Greco Pizza
- Company type: Locally owned subsidiary
- Industry: Fast food, Donairs, Pizza
- Founded: Moncton, New Brunswick (1977; 49 years ago)
- Headquarters: Truro, Nova Scotia
- Products: Pizza, Garlic Fingers, OvenSubs, Donairs
- Website: greco.ca

= Greco Pizza =

Atlantic Canadian pizza chain

Greco Pizza is a franchise restaurant chain consisting of over 100 outlets in Eastern Canada. The restaurants also deliver pizza. Greco bills itself as the largest pizza chain in Atlantic Canada.

==History==
The first Greco Pizza opened in 1977 in Moncton, New Brunswick, as Greco Donair...and Pizza. In 1981, the franchise rights were sold to Grinner's Food Systems Ltd. of Truro, Nova Scotia.

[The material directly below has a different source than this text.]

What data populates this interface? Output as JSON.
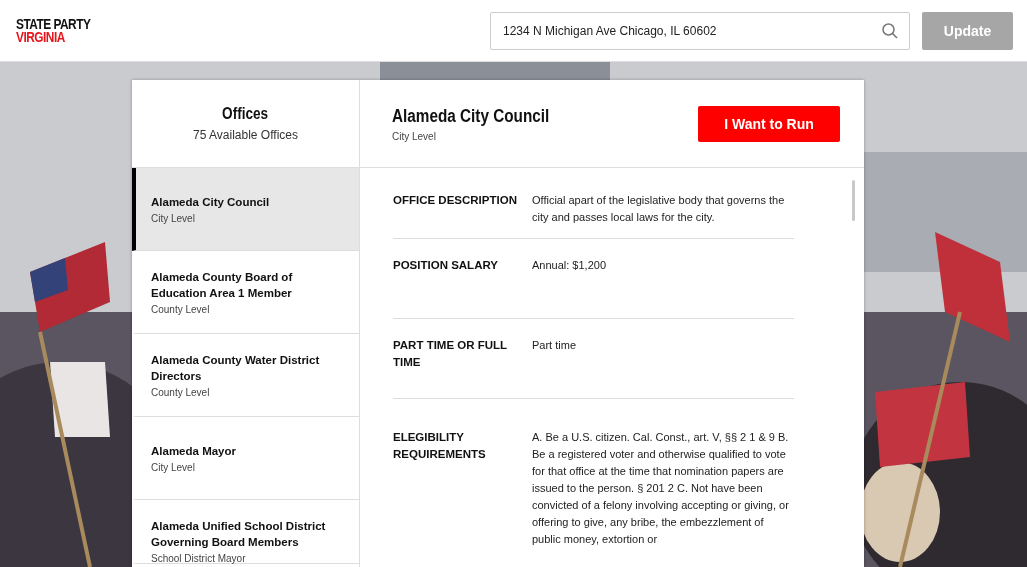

Many Greco locations in rural areas are known as "Greco Express" outlets; they are typically associated with a motel, convenience store, or other existing establishment. In some locations, the Greco franchise is associated with a Captain Submarine franchise, another of Grinner's properties.

==Marketing==
Since 1995, Greco has marketed itself using the telephone number 310-30-30 with an associated jingle. From 1995 to the early 2000s, this number was pronounced in the official jingle as "three one oh, three oh, three oh". In the early 2000s, this was changed to "three ten, thirty thirty".